Rustam Kovatov

Personal information
- Full name: Rustam Barotovich Kuvatov
- Nationality: Kazakhstan
- Born: 9 November 1977 (age 48) Pavlodar, Kazakh SSR, Soviet Union
- Height: 1.80 m (5 ft 11 in)
- Weight: 70 kg (154 lb)

Sport
- Sport: Athletics
- Event: Race walking

Achievements and titles
- Personal bests: 20 km walk: 1:23:16 (2008) 50 km walk: 3:59:57 (2004)

Medal record
Men's athletics
Representing Kazakhstan
Asian Championships
| Bronze medal – third place | 2007 Amman | 20 km walk |

= Rustam Kuvatov =

Kazakhstani racewalker (born 1977)

Rustam Barotovich Kuvatov (Рустам Баротович Куватов; born November 9, 1977, in Pavlodar) is a Kazakhstani race walker. He set a personal best time of 1:23:16 by finishing twelfth for the 20 km race walk at the Kazakh national walking championships. Kuvatov made his official debut for the 2004 Summer Olympics in Athens, where he placed thirty-seventh in the men's 50 km race walk, with a time of 4:13:40.
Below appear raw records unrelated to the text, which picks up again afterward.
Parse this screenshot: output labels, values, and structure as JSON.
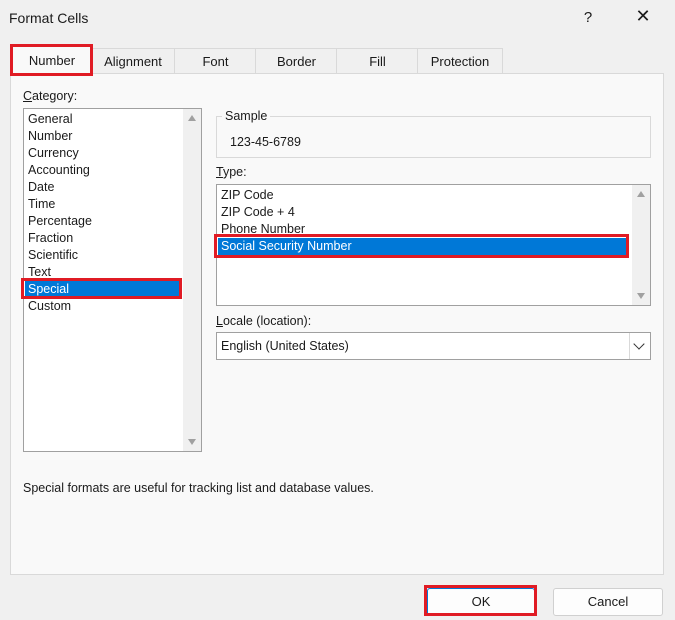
{
  "window": {
    "title": "Format Cells",
    "help": "?",
    "close": "✕"
  },
  "tabs": [
    {
      "label": "Number",
      "active": true
    },
    {
      "label": "Alignment"
    },
    {
      "label": "Font"
    },
    {
      "label": "Border"
    },
    {
      "label": "Fill"
    },
    {
      "label": "Protection"
    }
  ],
  "category": {
    "label_mnemonic": "C",
    "label_rest": "ategory:",
    "items": [
      "General",
      "Number",
      "Currency",
      "Accounting",
      "Date",
      "Time",
      "Percentage",
      "Fraction",
      "Scientific",
      "Text",
      "Special",
      "Custom"
    ],
    "selected": "Special"
  },
  "sample": {
    "label": "Sample",
    "value": "123-45-6789"
  },
  "type": {
    "label_mnemonic": "T",
    "label_rest": "ype:",
    "items": [
      "ZIP Code",
      "ZIP Code + 4",
      "Phone Number",
      "Social Security Number"
    ],
    "selected": "Social Security Number"
  },
  "locale": {
    "label_mnemonic": "L",
    "label_rest": "ocale (location):",
    "value": "English (United States)"
  },
  "description": "Special formats are useful for tracking list and database values.",
  "buttons": {
    "ok": "OK",
    "cancel": "Cancel"
  },
  "colors": {
    "selection": "#0078d7",
    "highlight_box": "#e01b24"
  }
}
At the 2008 Summer Olympics, Kuvatov competed this time for the men's 20 km race walk. During the competition, he set an early pace and was narrowly ahead in the 4 km lap after the athletes had left the stadium. Reaching the 8 km lap, Kuvatov's strong lead came to an end, as he was passed by several race walkers including Ivano Brugnetti of Italy, and Paquillo Fernández of Spain, both of whom won gold and silver in the previous Olympics. Kuvatov entered the stadium and finished the entire run in forty-second place by ten seconds behind Serbia's Predrag Filipović, with a time of 1:28:25.